3.2 Data for Supervised Fine-tuning

We prepare data for supervised fine-tuning in a similar way. The main difference lies in the data format. Each data point should have the following field:

  • messages (list, compulsory): This part consists of a conversation between a human and assistant. The length of messages can vary and only content from assistant is used for calculating loss.

Examples:

{"messages": [{"from": "human", "content": "What are the three primary colors?"}, {"from": "assistant", "content": "The three primary colors are red, blue, and yellow."}]}
{"messages": [{"from": "human", "content": "解释个人电脑和服务器之间的区别。
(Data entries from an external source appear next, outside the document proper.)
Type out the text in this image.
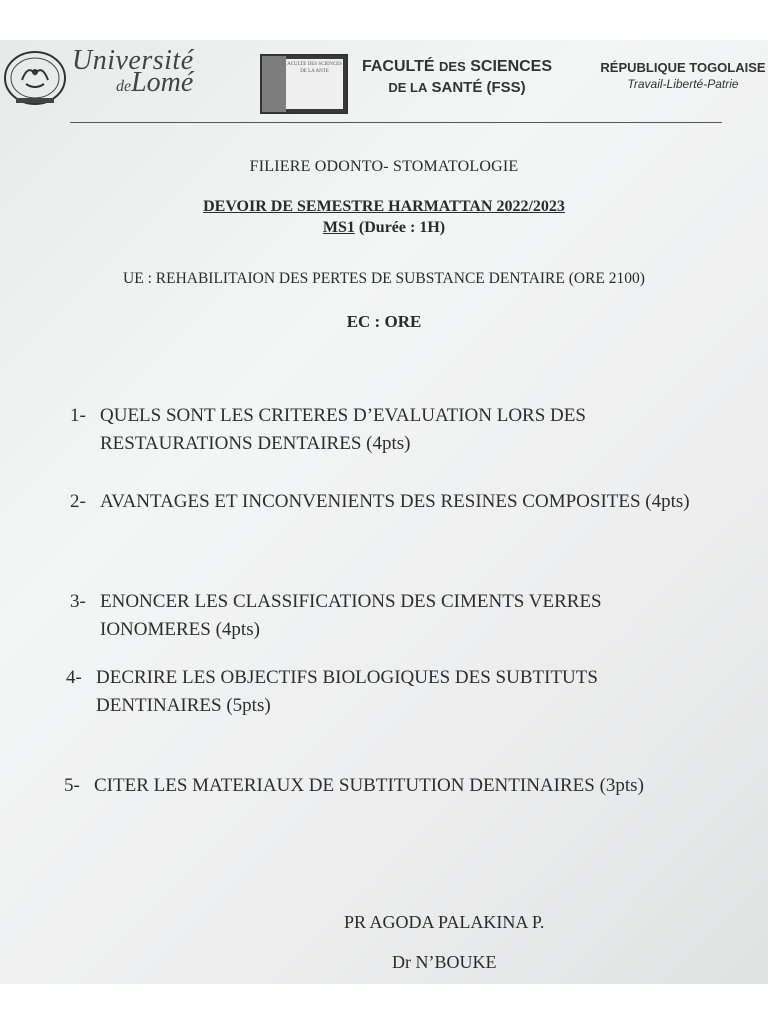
Université
deLomé
ACULTE DES SCIENCES DE LA ANTE	FACULTÉ DES SCIENCES
DE LA SANTÉ (FSS)
RÉPUBLIQUE TOGOLAISE
Travail-Liberté-Patrie
FILIERE ODONTO- STOMATOLOGIE
DEVOIR DE SEMESTRE HARMATTAN 2022/2023
MS1 (Durée : 1H)
UE : REHABILITAION DES PERTES DE SUBSTANCE DENTAIRE (ORE 2100)
EC : ORE
1- QUELS SONT LES CRITERES D’EVALUATION LORS DES RESTAURATIONS DENTAIRES (4pts)
2- AVANTAGES ET INCONVENIENTS DES RESINES COMPOSITES (4pts)
3- ENONCER LES CLASSIFICATIONS DES CIMENTS VERRES IONOMERES (4pts)
4- DECRIRE LES OBJECTIFS BIOLOGIQUES DES SUBTITUTS DENTINAIRES (5pts)
5- CITER LES MATERIAUX DE SUBTITUTION DENTINAIRES (3pts)
PR AGODA PALAKINA P.
Dr N’BOUKE
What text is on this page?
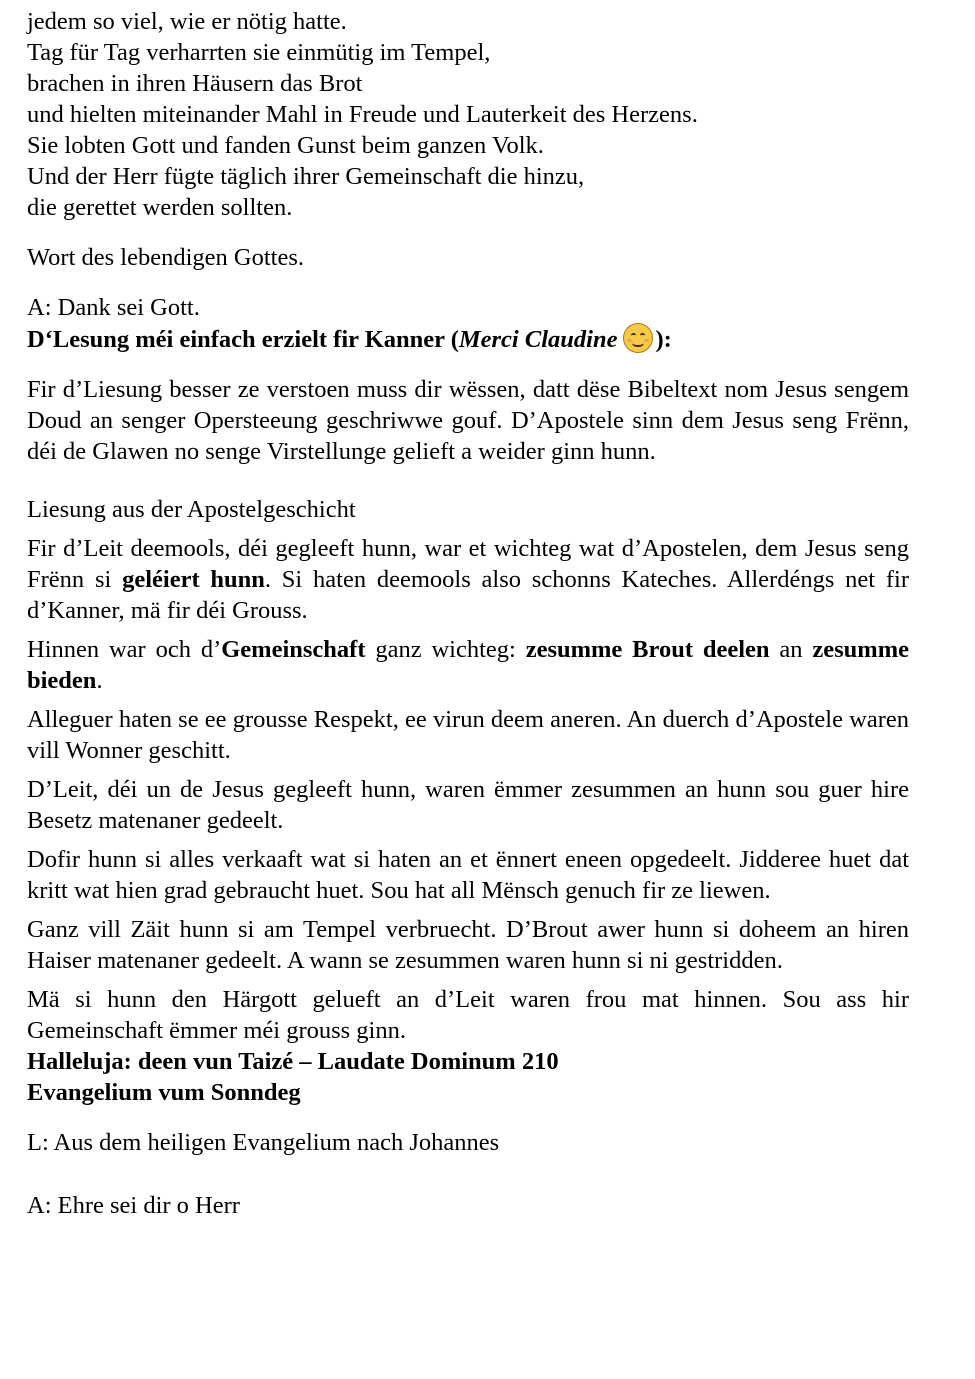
jedem so viel, wie er nötig hatte.

Tag für Tag verharrten sie einmütig im Tempel,

brachen in ihren Häusern das Brot

und hielten miteinander Mahl in Freude und Lauterkeit des Herzens.

Sie lobten Gott und fanden Gunst beim ganzen Volk.

Und der Herr fügte täglich ihrer Gemeinschaft die hinzu,

die gerettet werden sollten.

Wort des lebendigen Gottes.

A: Dank sei Gott.

D‘Lesung méi einfach erzielt fir Kanner (Merci Claudine ):

Fir d’Liesung besser ze verstoen muss dir wëssen, datt dëse Bibeltext nom Jesus sengem Doud an senger Opersteeung geschriwwe gouf. D’Apostele sinn dem Jesus seng Frënn, déi de Glawen no senge Virstellunge gelieft a weider ginn hunn.

Liesung aus der Apostelgeschicht

Fir d’Leit deemools, déi gegleeft hunn, war et wichteg wat d’Apostelen, dem Jesus seng Frënn si geléiert hunn. Si haten deemools also schonns Kateches. Allerdéngs net fir d’Kanner, mä fir déi Grouss.

Hinnen war och d’Gemeinschaft ganz wichteg: zesumme Brout deelen an zesumme bieden.

Alleguer haten se ee grousse Respekt, ee virun deem aneren. An duerch d’Apostele waren vill Wonner geschitt.

D’Leit, déi un de Jesus gegleeft hunn, waren ëmmer zesummen an hunn sou guer hire Besetz matenaner gedeelt.

Dofir hunn si alles verkaaft wat si haten an et ënnert eneen opgedeelt. Jidderee huet dat kritt wat hien grad gebraucht huet. Sou hat all Mënsch genuch fir ze liewen.

Ganz vill Zäit hunn si am Tempel verbruecht. D’Brout awer hunn si doheem an hiren Haiser matenaner gedeelt. A wann se zesummen waren hunn si ni gestridden.

Mä si hunn den Härgott gelueft an d’Leit waren frou mat hinnen. Sou ass hir Gemeinschaft ëmmer méi grouss ginn.

Halleluja: deen vun Taizé – Laudate Dominum 210

Evangelium vum Sonndeg

L: Aus dem heiligen Evangelium nach Johannes

A: Ehre sei dir o Herr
"}, {"from": "assistant", "content": "个人电脑和服务器是两种不同类型的计算机系统,它们的主要区别在于用途、硬件配置和性能。 个人电脑,顾名思义,是为个人使用而设计的计算机。它们通常用于日常的工作、娱乐和学习,可以运行各种各样的应用程序和游戏。个人电脑的硬件配置一般是按照标准配置来设计的,不过也可以根据个人需求进行定制。 而服务器是为了满足大量用户的需求而设计的计算机系统,它们通常用于为用户提供各种网络服务,如网站、电子邮件和文件传输等。服务器通常需要高性能的硬件配置,并且可以承受高负载和长时间的运行。由于服务器需要支持大量用户的访问,它们通常配备多核处理器、大容量内存和大容量硬盘驱动器,以提高系统的运行速度和稳定性。 总之,个人电脑和服务器之间的主要区别在于它们的用途、硬件配置和性能。个人电脑用于个人使用,而服务器用于支持大量用户的访问。服务器的硬件配置通常比个人电脑更高,以保证系统的性能和稳定性。"}]}

Command to convert jsonl dataset to arrow format is similar to the command in 3.1 Data for Pretraining. In prepare_sft_dataset.py, we don't concatenate different data samples.
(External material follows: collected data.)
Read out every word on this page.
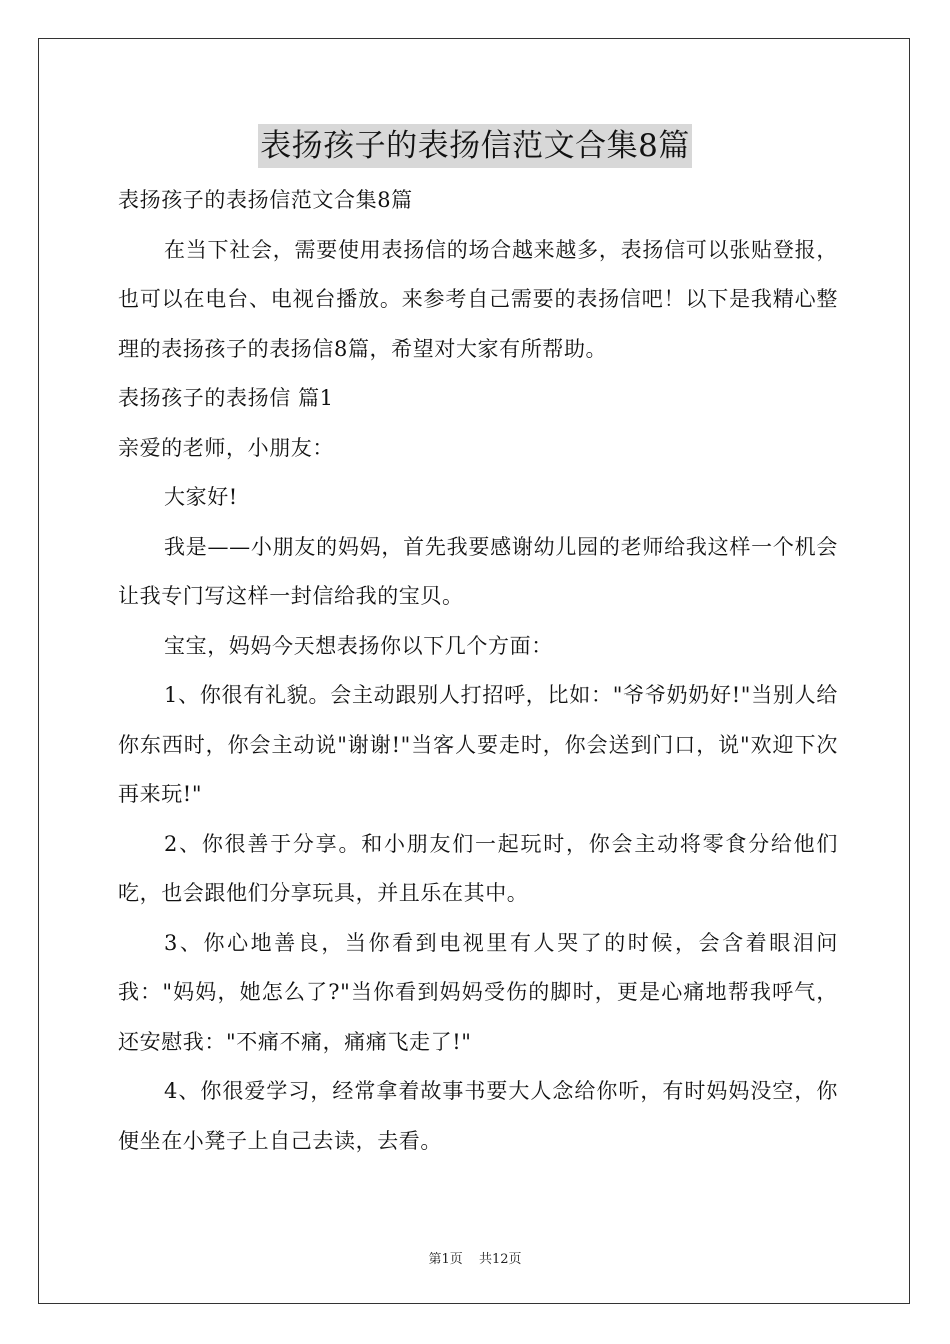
表扬孩子的表扬信范文合集8篇

表扬孩子的表扬信范文合集8篇

在当下社会，需要使用表扬信的场合越来越多，表扬信可以张贴登报，也可以在电台、电视台播放。来参考自己需要的表扬信吧！以下是我精心整理的表扬孩子的表扬信8篇，希望对大家有所帮助。

表扬孩子的表扬信 篇1

亲爱的老师，小朋友：

大家好!

我是——小朋友的妈妈，首先我要感谢幼儿园的老师给我这样一个机会让我专门写这样一封信给我的宝贝。

宝宝，妈妈今天想表扬你以下几个方面：

1、你很有礼貌。会主动跟别人打招呼，比如："爷爷奶奶好!"当别人给你东西时，你会主动说"谢谢!"当客人要走时，你会送到门口，说"欢迎下次再来玩!"

2、你很善于分享。和小朋友们一起玩时，你会主动将零食分给他们吃，也会跟他们分享玩具，并且乐在其中。

3、你心地善良，当你看到电视里有人哭了的时候，会含着眼泪问我："妈妈，她怎么了?"当你看到妈妈受伤的脚时，更是心痛地帮我呼气，还安慰我："不痛不痛，痛痛飞走了!"

4、你很爱学习，经常拿着故事书要大人念给你听，有时妈妈没空，你便坐在小凳子上自己去读，去看。

第1页 共12页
python prepare_sft_dataset.py.py \
    --data_input_dirs "<JOSNL_DIR_1>,<JOSNL_DIR_2>,<JOSNL_DIR_3>" \
    --tokenizer_dir "<TOKENIZER_DIR>" \
    --data_cache_dir "jsonl_to_arrow_cache" \
    --data_jsonl_output_dir "spliced_tokenized_output_jsonl" \
    --data_arrow_output_dir "spliced_tokenized_output_arrow" \
    --max_length 4096 \
    --num_spliced_dataset_bins 10

4. Command Line Arguments for Training

4.1 Arguments for Pretraining

You can use colossalai run to launch multi-nodes training:

colossalai run --nproc_per_node YOUR_GPU_PER_NODE --hostfile YOUR_HOST_FILE \
train.py --OTHER_CONFIGURATIONS

Here is a sample hostfile:

hostname1
hostname2
hostname3
hostname4

Make sure master node can access all nodes (including itself) by ssh without password.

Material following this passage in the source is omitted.